Ebbene, in tutto il mondo ci sono tantissime comunità in prima linea che stanno lottando per difendere la loro terra, l’aria, l’acqua, le foreste e i loro mezzi di sussistenza dalle attività estrattive come il fracking e le miniere, e dalla deforestazione, con pesanti impatti ambientali e sociali. Spesso tutto questo avviene lontano dagli occhi del mondo.

Ad oggi, non c’è una legge di protezione della Terra che sia giuridicamente vincolante a livello internazionale. Questo significa che gli individui, i gruppi e le aziende, per la sola ricerca del profitto, possono distruggere ecosistemi e comunità senza timore di essere perseguiti. I singoli Paesi hanno leggi e regolamenti ambientali, locali e nazionali, ma questi, nella maggior parte dei casi, vengono violati.

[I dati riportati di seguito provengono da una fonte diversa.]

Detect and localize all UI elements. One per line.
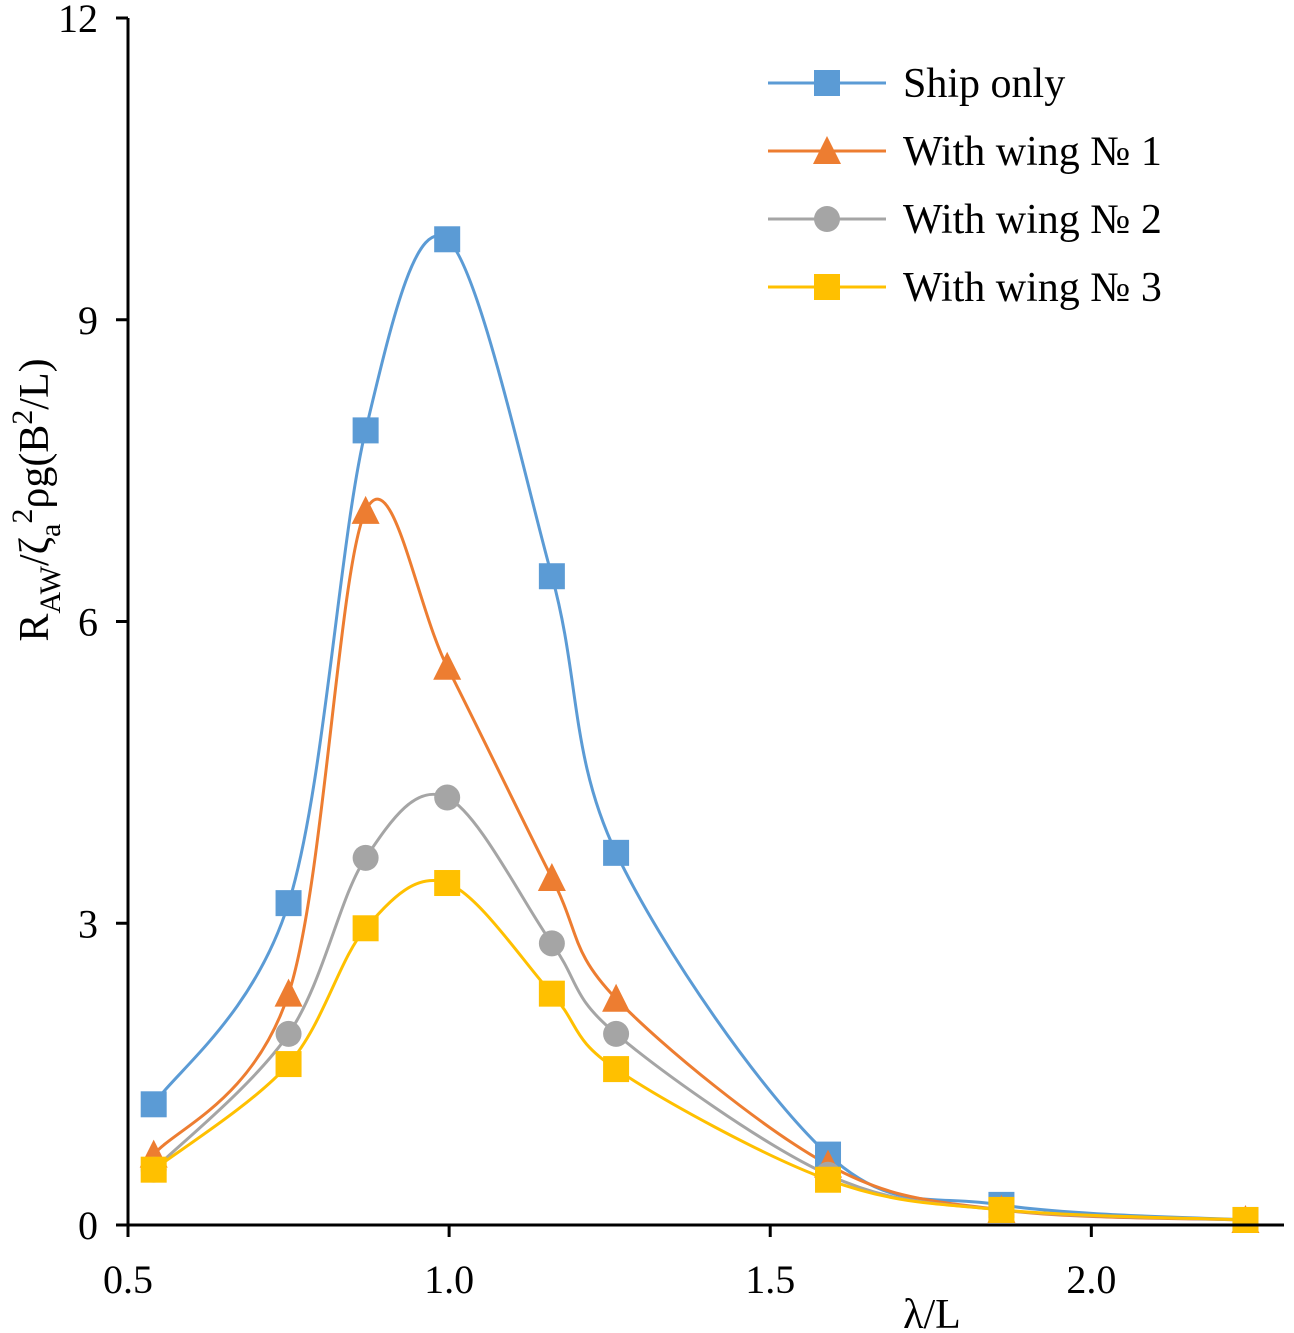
legend-marker: [814, 206, 840, 232]
data-point-series-3: [603, 1020, 630, 1047]
y-tick-label: 0: [78, 1203, 98, 1248]
data-point-series-3: [538, 930, 565, 957]
data-point-series-2: [602, 983, 631, 1012]
data-point-series-4: [815, 1166, 842, 1193]
data-point-series-1: [352, 417, 379, 444]
series-line-2: [152, 497, 1246, 1222]
legend-marker: [814, 70, 840, 96]
data-point-series-3: [352, 844, 379, 871]
data-point-series-4: [1232, 1206, 1259, 1233]
legend-marker: [813, 136, 841, 164]
axis-ticks: 0 3 6 9 12 0.5 1.0 1.5 2.0: [58, 0, 1116, 1302]
legend-label: With wing № 2: [903, 197, 1162, 243]
data-point-series-4: [434, 870, 461, 897]
data-point-series-4: [140, 1156, 167, 1183]
data-point-series-3: [275, 1020, 302, 1047]
data-point-series-4: [352, 915, 379, 942]
data-point-series-3: [434, 784, 461, 811]
series-line-4: [152, 879, 1246, 1222]
x-tick-label: 0.5: [103, 1257, 153, 1302]
data-point-series-2: [274, 978, 303, 1007]
data-point-series-1: [140, 1091, 167, 1118]
legend-label: With wing № 3: [903, 265, 1162, 311]
series-lines: [152, 234, 1246, 1222]
legend-label: With wing № 1: [903, 129, 1162, 175]
legend-marker: [814, 274, 840, 300]
x-tick-label: 1.5: [745, 1257, 795, 1302]
legend: Ship only With wing № 1 With wing № 2 With …: [768, 61, 1162, 311]
series-markers: [139, 226, 1260, 1233]
data-point-series-4: [538, 980, 565, 1007]
legend-label: Ship only: [903, 61, 1065, 107]
series-line-3: [152, 792, 1246, 1222]
data-point-series-1: [434, 226, 461, 253]
y-tick-label: 6: [78, 600, 98, 645]
x-tick-label: 1.0: [424, 1257, 474, 1302]
data-point-series-1: [275, 890, 302, 917]
x-axis-title: λ/L: [903, 1292, 961, 1333]
y-axis-title: RAW/ζa2ρg(B2/L): [6, 358, 67, 641]
data-point-series-4: [988, 1196, 1015, 1223]
data-point-series-4: [603, 1056, 630, 1083]
y-tick-label: 9: [78, 298, 98, 343]
data-point-series-2: [351, 495, 380, 524]
data-point-series-2: [433, 651, 462, 680]
data-point-series-1: [538, 563, 565, 590]
data-point-series-2: [537, 862, 566, 891]
y-tick-label: 12: [58, 0, 98, 41]
y-tick-label: 3: [78, 901, 98, 946]
x-tick-label: 2.0: [1066, 1257, 1116, 1302]
data-point-series-1: [603, 839, 630, 866]
data-point-series-4: [275, 1051, 302, 1078]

Inoltre, molto spesso, le sanzioni per i reati ambientali, che si limitano il più delle volte a compensazioni di tipo monetario, vengono dirette alle aziende piuttosto che ai singoli individui con potere decisionale all’interno di quelle aziende. Istituire l’ecocidio come crimine internazionale porrebbe fine all’immunità e all’impunità di industrie e aziende colpevoli.
L’introduzione di tale reato sta ottenendo entusiasmo e il sostegno in tutto il mondo. Anche personalità di spicco come il Papa, Greta Thunberg e la dottoressa Jane Goodall si sono schierati nella stessa direzione.

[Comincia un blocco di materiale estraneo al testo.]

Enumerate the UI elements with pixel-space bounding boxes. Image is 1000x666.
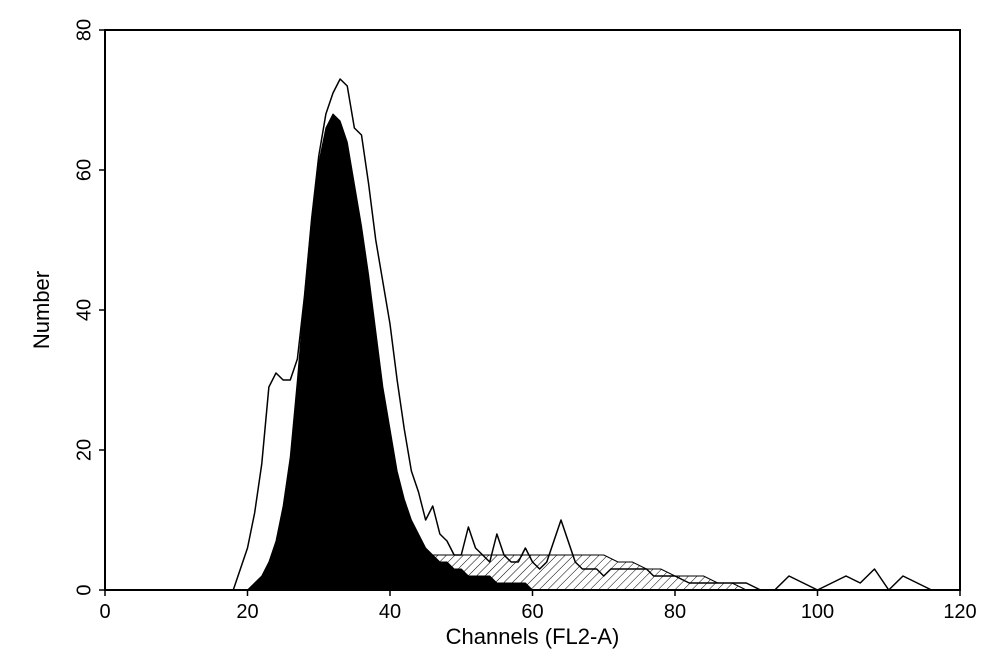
y-tick-label: 60	[73, 159, 95, 181]
y-tick-label: 0	[73, 584, 95, 595]
x-axis-label: Channels (FL2-A)	[446, 624, 620, 649]
x-tick-label: 40	[379, 601, 401, 623]
x-tick-label: 60	[521, 601, 543, 623]
y-tick-label: 80	[73, 19, 95, 41]
flow-cytometry-histogram: 0 20 40 60 80 100 120 0 20 40 60 80 Channels (FL2-A)…	[0, 0, 1000, 666]
y-axis-label: Number	[29, 271, 54, 349]
x-tick-label: 100	[801, 601, 834, 623]
y-tick-label: 40	[73, 299, 95, 321]
x-tick-label: 20	[236, 601, 258, 623]
x-tick-label: 0	[99, 601, 110, 623]
y-tick-label: 20	[73, 439, 95, 461]
x-tick-label: 80	[664, 601, 686, 623]
chart-canvas: 0 20 40 60 80 100 120 0 20 40 60 80 Channels (FL2-A)…	[0, 0, 1000, 666]
x-tick-label: 120	[943, 601, 976, 623]
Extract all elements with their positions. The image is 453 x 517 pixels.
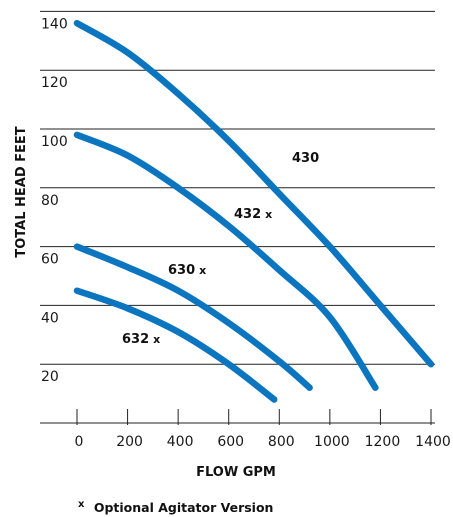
x-tick-label-200: 200 (116, 434, 143, 450)
y-tick-label-140: 140 (41, 16, 68, 32)
y-tick-label-40: 40 (41, 310, 59, 326)
x-axis-title: FLOW GPM (196, 465, 276, 480)
x-tick-label-400: 400 (167, 434, 194, 450)
x-tick-label-800: 800 (268, 434, 295, 450)
x-axis-ticks (76, 409, 432, 425)
curve-label-630: 630 x (168, 263, 206, 278)
x-tick-label-600: 600 (217, 434, 244, 450)
curve-430 (73, 19, 435, 368)
x-tick-label-1200: 1200 (365, 434, 401, 450)
y-axis-title: TOTAL HEAD FEET (14, 126, 29, 257)
curves (73, 19, 435, 403)
curve-632 (73, 287, 278, 403)
curve-label-432: 432 x (234, 207, 272, 222)
svg-text:x Optional Agitator Vers: x Optional Agitator Version (78, 495, 273, 515)
y-tick-label-20: 20 (41, 369, 59, 385)
y-tick-labels: 20 40 60 80 100 120 140 (41, 16, 68, 385)
gridlines (40, 10, 435, 424)
footnote-text: Optional Agitator Version (94, 500, 274, 515)
footnote-marker: x (78, 499, 85, 510)
x-tick-labels: 0 200 400 600 800 1000 1200 1400 (75, 434, 451, 450)
y-tick-label-80: 80 (41, 193, 59, 209)
curve-label-430: 430 (292, 151, 319, 166)
x-tick-label-0: 0 (75, 434, 84, 450)
curve-432 (73, 131, 379, 391)
y-tick-label-120: 120 (41, 75, 68, 91)
y-tick-label-100: 100 (41, 134, 68, 150)
curve-630 (73, 243, 313, 391)
footnote: x Optional Agitator Version (78, 495, 273, 515)
curve-labels: 430 432 x 630 x 632 x (122, 151, 319, 347)
y-tick-label-60: 60 (41, 252, 59, 268)
x-tick-label-1000: 1000 (314, 434, 350, 450)
x-tick-label-1400: 1400 (415, 434, 451, 450)
curve-label-632: 632 x (122, 332, 160, 347)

L’eurodeputata Marie Toussain ha dimostrato entusiasmo e ha dichiarato: «Dopo anni e anni di mobilitazione e lotta senza sosta in tutto il mondo, il riconoscimento dell’ecocidio ha guadagnato forza e sostegno pubblico. Questo riconoscimento è essenziale se vogliamo proteggere tutta la vita sul nostro pianeta, così come la pace e i diritti umani».
Dalla definizione è stato volutamente tenuto fuori ogni riferimento diretto al cambiamento climatico. Una scelta ponderata, per rendere più difficile smontare l’impianto accusatorio in quanto reato, deviando il dibattito sulla solidità scientifica del concetto, che per quanto sia acclarata non impedisce al climate change di restare un tema politicamente caldissimo.
Molto spesso, infatti, il cambiamento climatico viene trattato non come fenomeno realmente esistente ma quale opinione politica che determina scelte e operazioni discrezionali degli Stati. La scelta di tener fuori tale concetto dalla definizione giuridica di ecocidio, dunque, rende la stessa più oggettiva: in poche parole, l’ecocidio è un reato che dovrebbe essere valutato come tale da tutti gli Stati.